Updated: Nov 13
". . .[Jesus] looked toward heaven and prayed: 'Father, the hour has come. Glorify your Son, that your Son may glorify you.'" (John 17:1, italics mine)
The Father's completed glorification of the Son—His resurrection and ascension and placement at God's right hand—came after the completion of the Son's glorification of the Father:
death on a cross.
But go back and really ponder this verse a moment more. Even with the anticipation of His own glorification, still, Jesus' overwhelming desire was that His Father be glorified. In John 17:1, it's as if Jesus prays, I desire to glorify You, Father, and because of this, I know You will glorify Me; but even in your glorification of Me, my prayer is that it will ultimately glorify You.
Undoubtedly, with radical pervasiveness, God's glory consumed Jesus' earthly life.
A reading through the Gospels will certainly testify that no matter the cost to Himself, the glorification of the Father, reflected in Jesus' daily life, is what mattered most in Christ's earthly mission. It was His daily, continual mindset.
What did the glory of the Father look like in the Savior's everyday life as He walked and lived among men? Exactly how was God's glory displayed through His only Son? It was displayed in Jesus' humility and submission; in His intentional, continual oneness with the Father; in His pouring out and giving of Himself in unselfish love for the benefit, both earthly and eternal, of mankind; and in His unyielding resolve that His suffering was the requirement for humanity's salvation.
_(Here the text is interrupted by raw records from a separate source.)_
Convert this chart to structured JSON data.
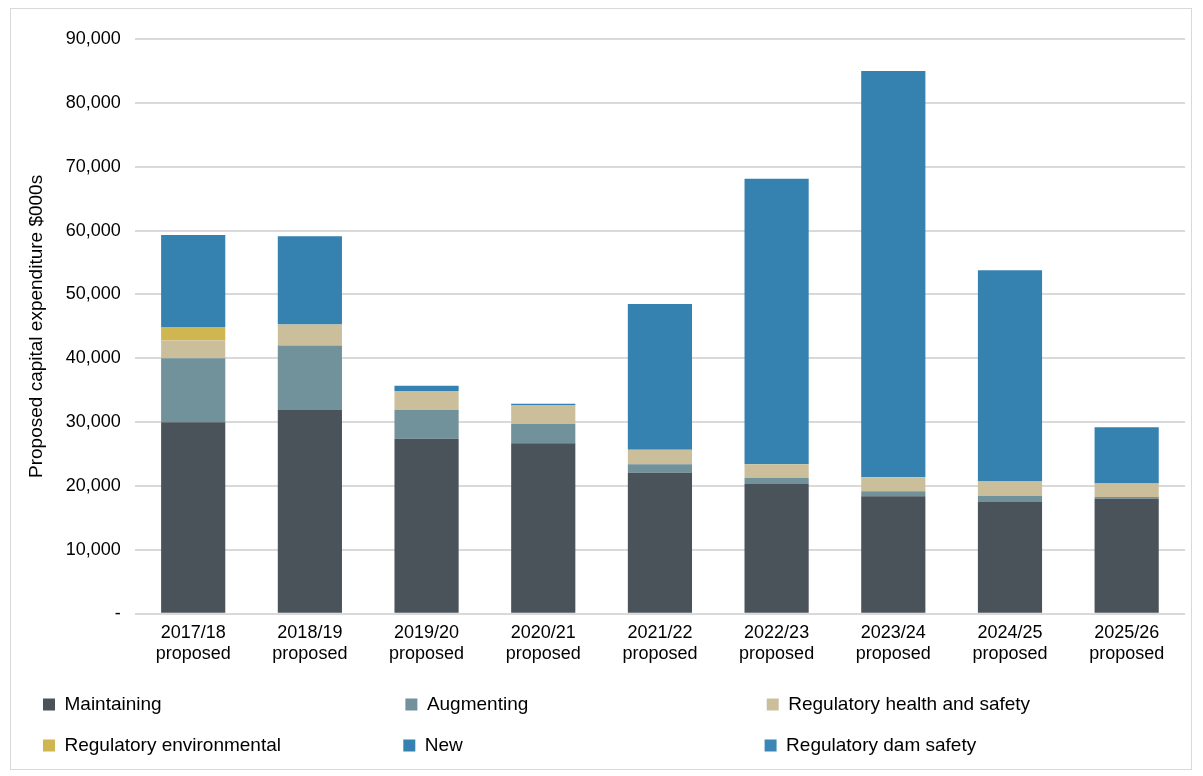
{
  "chart_data": {
    "type": "bar",
    "stacked": true,
    "ylabel": "Proposed capital expenditure $000s",
    "categories": [
      "2017/18 proposed",
      "2018/19 proposed",
      "2019/20 proposed",
      "2020/21 proposed",
      "2021/22 proposed",
      "2022/23 proposed",
      "2023/24 proposed",
      "2024/25 proposed",
      "2025/26 proposed"
    ],
    "series": [
      {
        "name": "Maintaining",
        "color": "#4a525a",
        "values": [
          30000,
          31900,
          27400,
          26700,
          22100,
          20400,
          18400,
          17500,
          18000
        ]
      },
      {
        "name": "Augmenting",
        "color": "#71929a",
        "values": [
          10000,
          10100,
          4500,
          3000,
          1300,
          900,
          800,
          1000,
          300
        ]
      },
      {
        "name": "Regulatory health and safety",
        "color": "#cbbf9b",
        "values": [
          2800,
          3300,
          3000,
          2900,
          2300,
          2100,
          2200,
          2200,
          2100
        ]
      },
      {
        "name": "Regulatory environmental",
        "color": "#cfb651",
        "values": [
          2100,
          0,
          0,
          0,
          0,
          0,
          0,
          0,
          0
        ]
      },
      {
        "name": "New",
        "color": "#3582b0",
        "values": [
          14400,
          13800,
          800,
          300,
          22800,
          44700,
          63600,
          33100,
          8800
        ]
      },
      {
        "name": "Regulatory dam safety",
        "color": "#3a86b4",
        "values": [
          0,
          0,
          0,
          0,
          0,
          0,
          0,
          0,
          0
        ]
      }
    ],
    "ylim": [
      0,
      90000
    ],
    "yticks": [
      {
        "value": 0,
        "label": "-"
      },
      {
        "value": 10000,
        "label": "10,000"
      },
      {
        "value": 20000,
        "label": "20,000"
      },
      {
        "value": 30000,
        "label": "30,000"
      },
      {
        "value": 40000,
        "label": "40,000"
      },
      {
        "value": 50000,
        "label": "50,000"
      },
      {
        "value": 60000,
        "label": "60,000"
      },
      {
        "value": 70000,
        "label": "70,000"
      },
      {
        "value": 80000,
        "label": "80,000"
      },
      {
        "value": 90000,
        "label": "90,000"
      }
    ],
    "grid": "y",
    "legend": "bottom"
  }
}
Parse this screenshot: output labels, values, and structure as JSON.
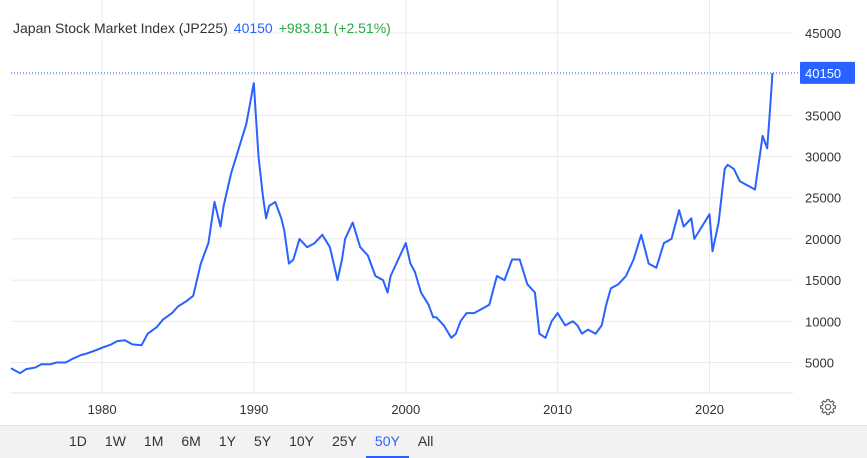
{
  "header": {
    "title": "Japan Stock Market Index (JP225)",
    "price": "40150",
    "change": "+983.81 (+2.51%)"
  },
  "last_price_label": "40150",
  "ranges": [
    "1D",
    "1W",
    "1M",
    "6M",
    "1Y",
    "5Y",
    "10Y",
    "25Y",
    "50Y",
    "All"
  ],
  "active_range": "50Y",
  "settings_icon": "gear-icon",
  "colors": {
    "line": "#2962ff",
    "positive": "#22ab3f",
    "price_badge": "#2962ff",
    "grid": "#ebebeb"
  },
  "chart_data": {
    "type": "line",
    "series": [
      {
        "x": [
          1974.0,
          1974.6,
          1975.0,
          1975.6,
          1976.0,
          1976.6,
          1977.0,
          1977.6,
          1978.0,
          1978.6,
          1979.0,
          1979.6,
          1980.0,
          1980.6,
          1981.0,
          1981.5,
          1982.0,
          1982.6,
          1983.0,
          1983.6,
          1984.0,
          1984.6,
          1985.0,
          1985.6,
          1986.0,
          1986.5,
          1987.0,
          1987.4,
          1987.8,
          1988.0,
          1988.5,
          1989.0,
          1989.5,
          1989.99,
          1990.3,
          1990.6,
          1990.8,
          1991.0,
          1991.4,
          1991.8,
          1992.0,
          1992.3,
          1992.6,
          1993.0,
          1993.5,
          1994.0,
          1994.5,
          1995.0,
          1995.5,
          1995.8,
          1996.0,
          1996.5,
          1997.0,
          1997.5,
          1998.0,
          1998.5,
          1998.8,
          1999.0,
          1999.5,
          2000.0,
          2000.3,
          2000.6,
          2001.0,
          2001.5,
          2001.8,
          2002.0,
          2002.5,
          2003.0,
          2003.3,
          2003.6,
          2004.0,
          2004.5,
          2005.0,
          2005.5,
          2006.0,
          2006.5,
          2007.0,
          2007.5,
          2008.0,
          2008.5,
          2008.8,
          2009.2,
          2009.6,
          2010.0,
          2010.5,
          2011.0,
          2011.3,
          2011.6,
          2012.0,
          2012.5,
          2012.9,
          2013.2,
          2013.5,
          2014.0,
          2014.5,
          2015.0,
          2015.5,
          2016.0,
          2016.5,
          2017.0,
          2017.5,
          2018.0,
          2018.3,
          2018.8,
          2019.0,
          2019.5,
          2020.0,
          2020.2,
          2020.6,
          2021.0,
          2021.2,
          2021.6,
          2022.0,
          2022.5,
          2023.0,
          2023.5,
          2023.8,
          2024.0,
          2024.15
        ],
        "values": [
          4300,
          3700,
          4200,
          4400,
          4800,
          4800,
          5000,
          5000,
          5400,
          5900,
          6100,
          6500,
          6800,
          7200,
          7600,
          7700,
          7200,
          7100,
          8500,
          9300,
          10200,
          11000,
          11800,
          12500,
          13100,
          17000,
          19500,
          24500,
          21500,
          24000,
          28000,
          31000,
          34000,
          38915,
          30000,
          25000,
          22500,
          24000,
          24500,
          22500,
          21000,
          17000,
          17500,
          20000,
          19000,
          19500,
          20500,
          19000,
          15000,
          17500,
          20000,
          22000,
          19000,
          18000,
          15500,
          15000,
          13500,
          15500,
          17500,
          19500,
          17000,
          16000,
          13500,
          12000,
          10500,
          10500,
          9500,
          8000,
          8500,
          10000,
          11000,
          11000,
          11500,
          12000,
          15500,
          15000,
          17500,
          17500,
          14500,
          13500,
          8500,
          8000,
          10000,
          11000,
          9500,
          10000,
          9500,
          8500,
          9000,
          8500,
          9500,
          12000,
          14000,
          14500,
          15500,
          17500,
          20500,
          17000,
          16500,
          19500,
          20000,
          23500,
          21500,
          22500,
          20000,
          21500,
          23000,
          18500,
          22000,
          28500,
          29000,
          28500,
          27000,
          26500,
          26000,
          32500,
          31000,
          36000,
          40150
        ]
      }
    ],
    "x_ticks": [
      1980,
      1990,
      2000,
      2010,
      2020
    ],
    "y_ticks": [
      5000,
      10000,
      15000,
      20000,
      25000,
      30000,
      35000,
      40000,
      45000
    ],
    "xlim": [
      1974.0,
      2025.5
    ],
    "ylim": [
      1300,
      49000
    ],
    "y_axis_side": "right",
    "grid": true,
    "last_value": 40150
  }
}
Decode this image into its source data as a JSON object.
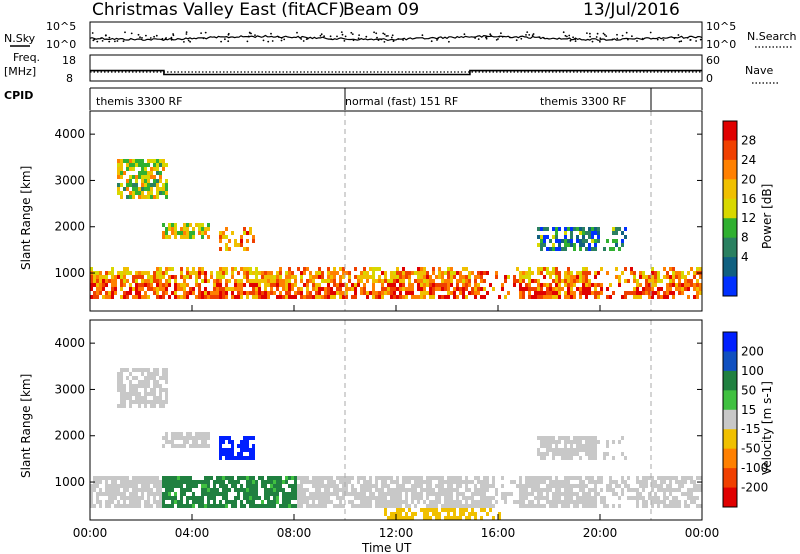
{
  "header": {
    "radar": "Christmas Valley East (fitACF)",
    "beam": "Beam 09",
    "date": "13/Jul/2016"
  },
  "nsky_panel": {
    "label": "N.Sky",
    "right_label": "N.Search",
    "left_ticks": [
      "10^5",
      "10^0"
    ],
    "right_ticks": [
      "10^5",
      "10^0"
    ]
  },
  "freq_panel": {
    "label_line1": "Freq.",
    "label_line2": "[MHz]",
    "right_label": "Nave",
    "left_ticks": [
      "18",
      "8"
    ],
    "right_ticks": [
      "60",
      "0"
    ]
  },
  "cpid_panel": {
    "label": "CPID",
    "segments": [
      {
        "label": "themis 3300 RF",
        "start_h": 0,
        "end_h": 10
      },
      {
        "label": "normal (fast) 151 RF",
        "start_h": 10,
        "end_h": 22
      },
      {
        "label": "themis 3300 RF",
        "start_h": 22,
        "end_h": 24
      }
    ]
  },
  "power_colorbar": {
    "label": "Power [dB]",
    "ticks": [
      "28",
      "24",
      "20",
      "16",
      "12",
      "8",
      "4"
    ],
    "colors": [
      "#e00000",
      "#f04000",
      "#ff8000",
      "#f0c000",
      "#d8d800",
      "#30b030",
      "#2a8060",
      "#106080",
      "#0030ff"
    ]
  },
  "velocity_colorbar": {
    "label": "Velocity [m s-1]",
    "ticks": [
      "200",
      "100",
      "50",
      "15",
      "-15",
      "-50",
      "-100",
      "-200"
    ],
    "colors": [
      "#0020ff",
      "#1050c0",
      "#208040",
      "#40c040",
      "#c8c8c8",
      "#f0c000",
      "#ff8000",
      "#f04000",
      "#e00000"
    ]
  },
  "xaxis": {
    "label": "Time UT",
    "ticks": [
      "00:00",
      "04:00",
      "08:00",
      "12:00",
      "16:00",
      "20:00",
      "00:00"
    ]
  },
  "yaxis": {
    "label": "Slant Range [km]",
    "ticks": [
      "1000",
      "2000",
      "3000",
      "4000"
    ]
  },
  "chart_data": {
    "type": "heatmap",
    "x_range_hours": [
      0,
      24
    ],
    "y_range_km": [
      180,
      4500
    ],
    "frequency_mhz": [
      {
        "start_h": 0,
        "end_h": 2.9,
        "value": 12.0
      },
      {
        "start_h": 2.9,
        "end_h": 14.9,
        "value": 10.5
      },
      {
        "start_h": 14.9,
        "end_h": 24,
        "value": 12.0
      }
    ],
    "power_regions": [
      {
        "t0": 0,
        "t1": 24,
        "r0": 450,
        "r1": 1100,
        "level": 22
      },
      {
        "t0": 1.0,
        "t1": 3.0,
        "r0": 2600,
        "r1": 3500,
        "level": 16
      },
      {
        "t0": 2.8,
        "t1": 4.6,
        "r0": 1700,
        "r1": 2100,
        "level": 18
      },
      {
        "t0": 5.0,
        "t1": 6.4,
        "r0": 1500,
        "r1": 2000,
        "level": 22
      },
      {
        "t0": 17.5,
        "t1": 21.0,
        "r0": 1500,
        "r1": 2000,
        "level": 8
      }
    ],
    "velocity_regions": [
      {
        "t0": 0,
        "t1": 24,
        "r0": 400,
        "r1": 1100,
        "velocity": 0
      },
      {
        "t0": 5.0,
        "t1": 6.4,
        "r0": 1500,
        "r1": 2000,
        "velocity": 180
      },
      {
        "t0": 2.8,
        "t1": 8.0,
        "r0": 400,
        "r1": 1100,
        "velocity": 40
      },
      {
        "t0": 11.5,
        "t1": 16.0,
        "r0": 200,
        "r1": 400,
        "velocity": -40
      }
    ]
  }
}
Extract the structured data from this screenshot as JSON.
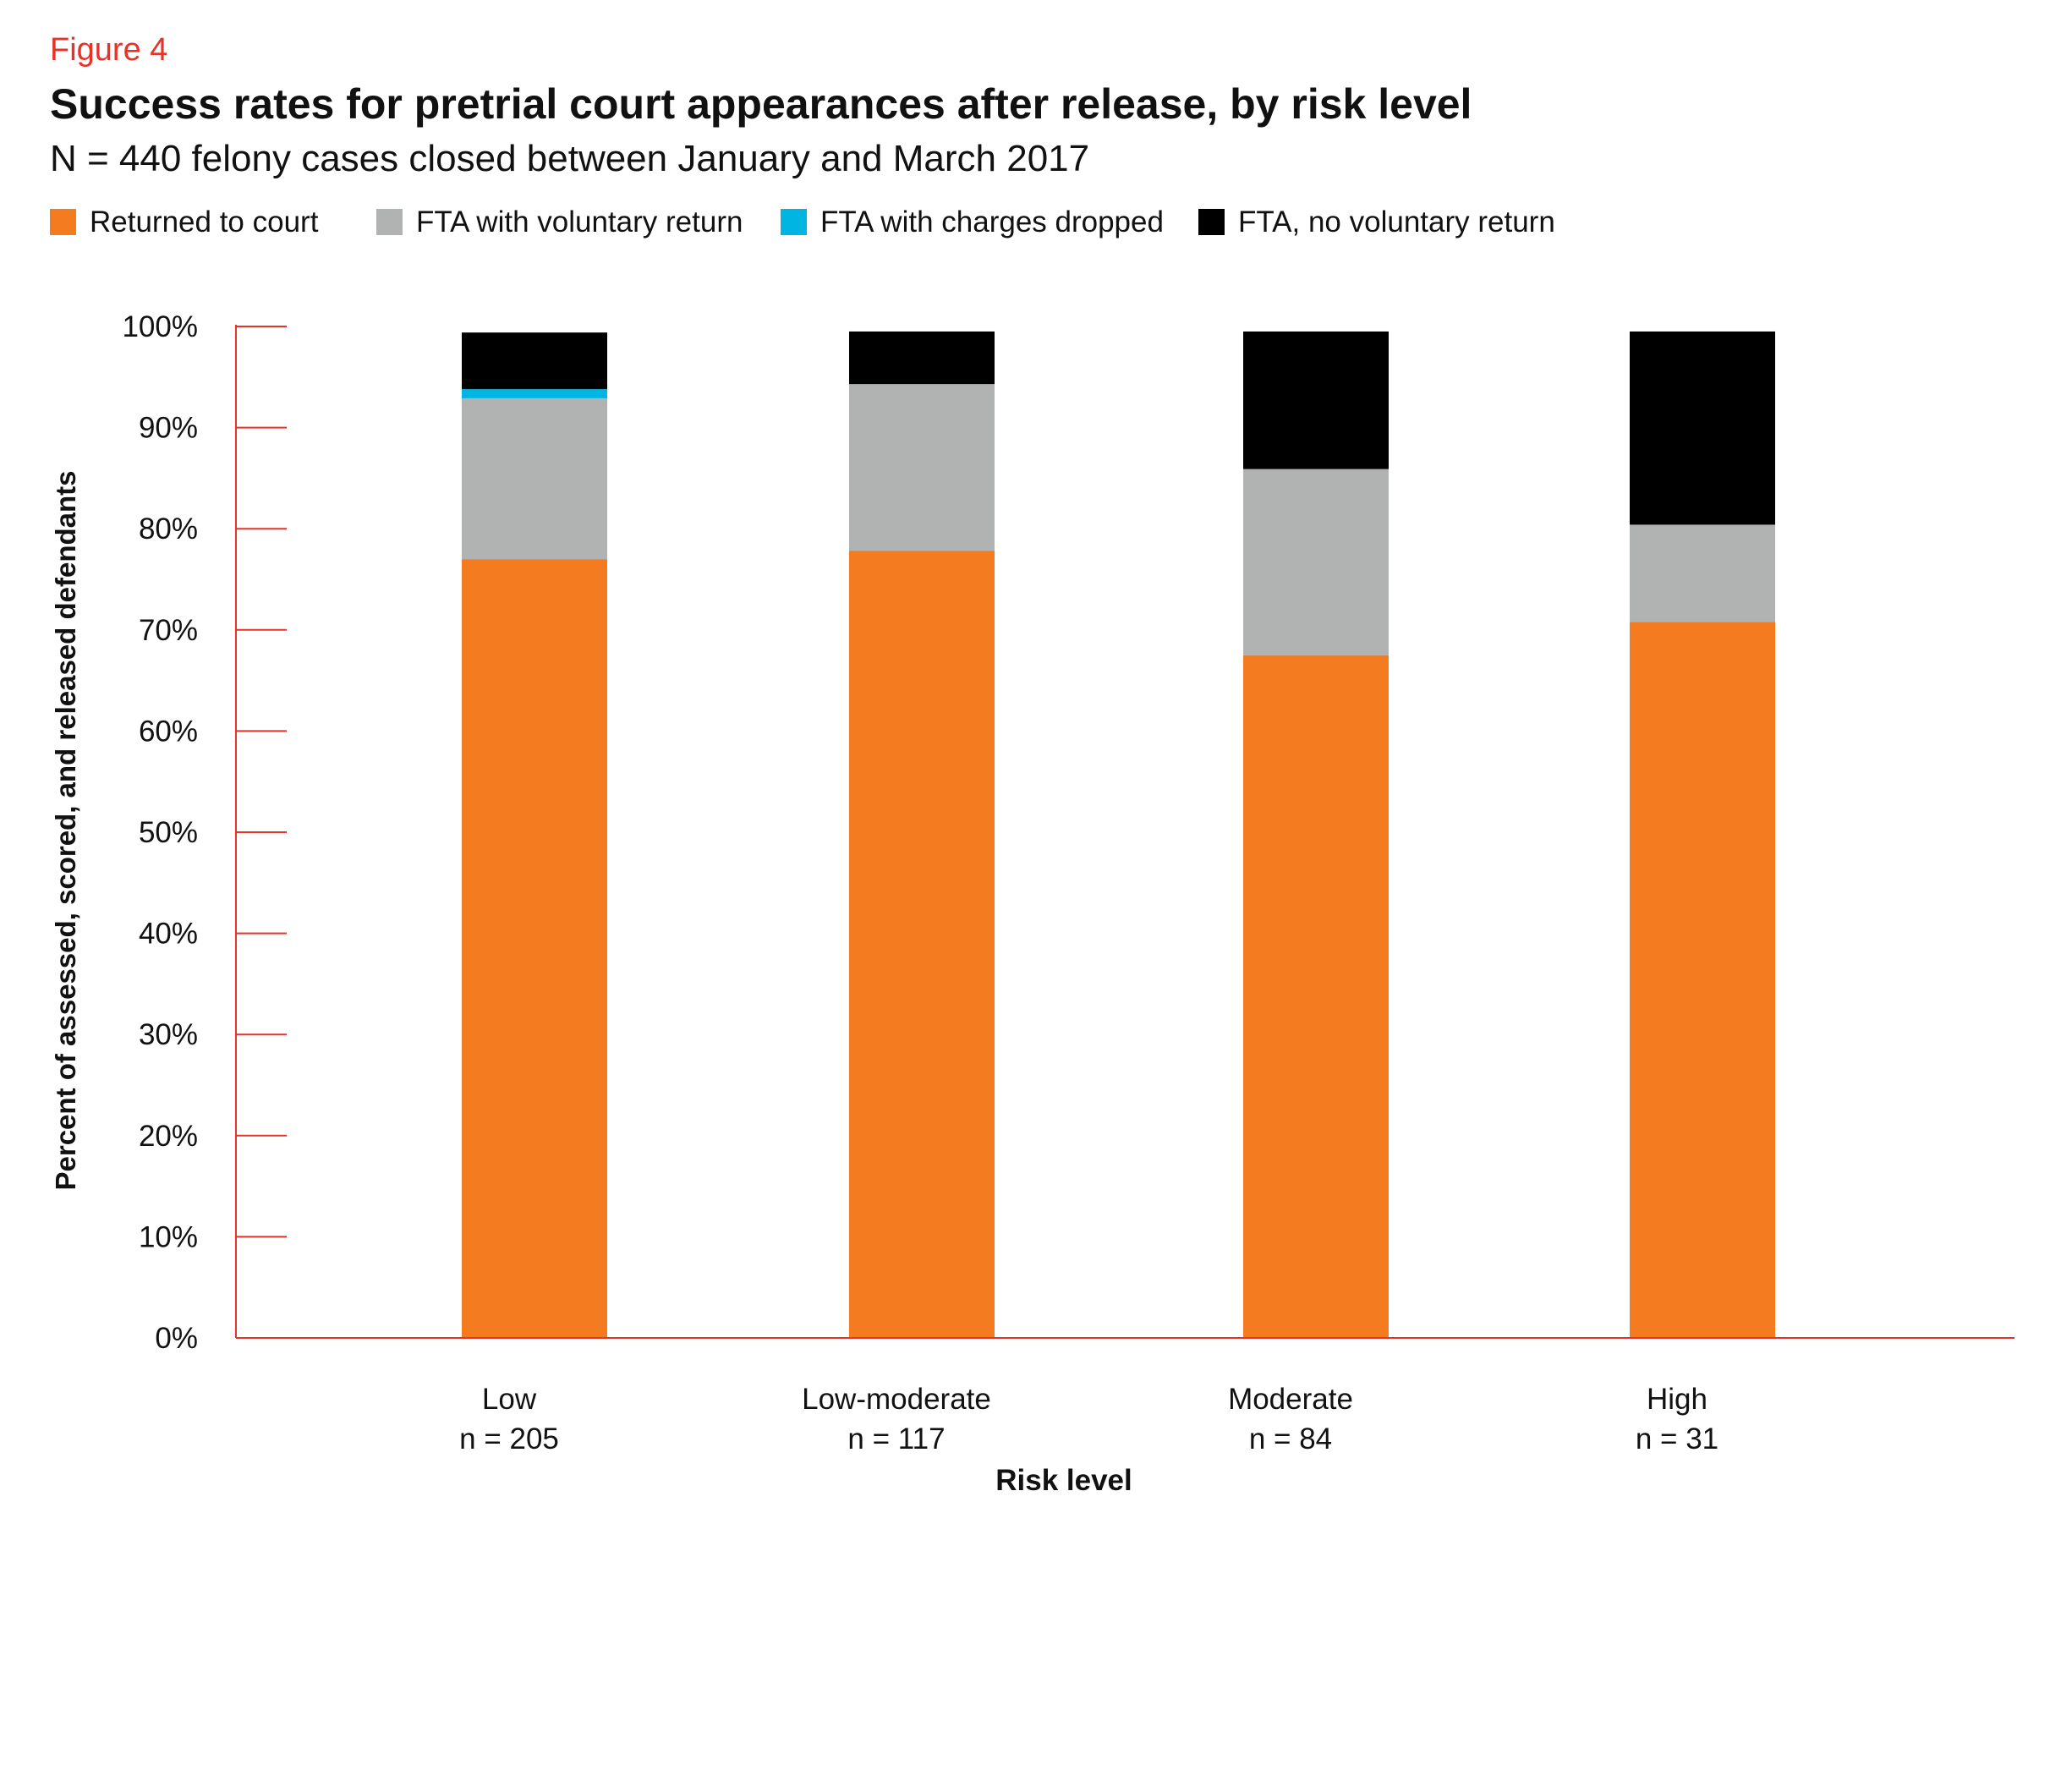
{
  "figure_label": "Figure 4",
  "chart_data": {
    "type": "bar",
    "stacked": true,
    "title": "Success rates for pretrial court appearances after release, by risk level",
    "subtitle": "N = 440 felony cases closed between January and March 2017",
    "categories": [
      "Low",
      "Low-moderate",
      "Moderate",
      "High"
    ],
    "category_counts": [
      "n = 205",
      "n = 117",
      "n = 84",
      "n = 31"
    ],
    "series": [
      {
        "name": "Returned to court",
        "color": "#f47b20",
        "values": [
          77.0,
          77.8,
          67.5,
          70.8
        ]
      },
      {
        "name": "FTA with voluntary return",
        "color": "#b1b3b3",
        "values": [
          15.9,
          16.5,
          18.4,
          9.6
        ]
      },
      {
        "name": "FTA with charges dropped",
        "color": "#00b5e2",
        "values": [
          0.9,
          0.0,
          0.0,
          0.0
        ]
      },
      {
        "name": "FTA, no voluntary return",
        "color": "#000000",
        "values": [
          5.6,
          5.2,
          13.6,
          19.1
        ]
      }
    ],
    "xlabel": "Risk level",
    "ylabel": "Percent of assessed, scored, and released defendants",
    "ylim": [
      0,
      100
    ],
    "yticks": [
      "0%",
      "10%",
      "20%",
      "30%",
      "40%",
      "50%",
      "60%",
      "70%",
      "80%",
      "90%",
      "100%"
    ],
    "axis_color": "#e5332a",
    "grid": false,
    "legend_position": "top-left"
  }
}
Right now as I sit and type these words, I'm struck by some hard, candid questions: Am I really about the consumption of the Father's glory in my personal sojourn? Is it my genuine desire to bring Him glory, every minute of every day? Do I want to operate at all times according to His Word and ways and indwelling voice? Or, do I desire to bring Him glory, of course, but just on my own terms in ways I prefer? Can I honestly say that I'm more concerned about a consuming—yes, even radical—pervasiveness of God's glory in my own life than I am earthly comfort and contentment and temporary gain? So difficult, yet so pressing and necessary, are these confrontational questions that I can't escape from asking myself in this contemplative moment.
Fellow sojourner, if we want to truly live life like our Lord lived His—which should be our aim for this one life we've been gifted—then you and I, every single day, must confront ourselves with this question:
Your eternal glory, Father, or my temporary, earthly gain?
Yes, a hard question to ask and a harder question to honestly answer. But I believe it's the warp and woof query of whether, despite sacrifice of self's motivations and agenda, we desire—or really don't—to daily live as a surrendered disciple in authentic engagement and partnership with the person of Christ and the Gospel's proclamation, or merely a blessed Christian recipient on his or her way to Heaven.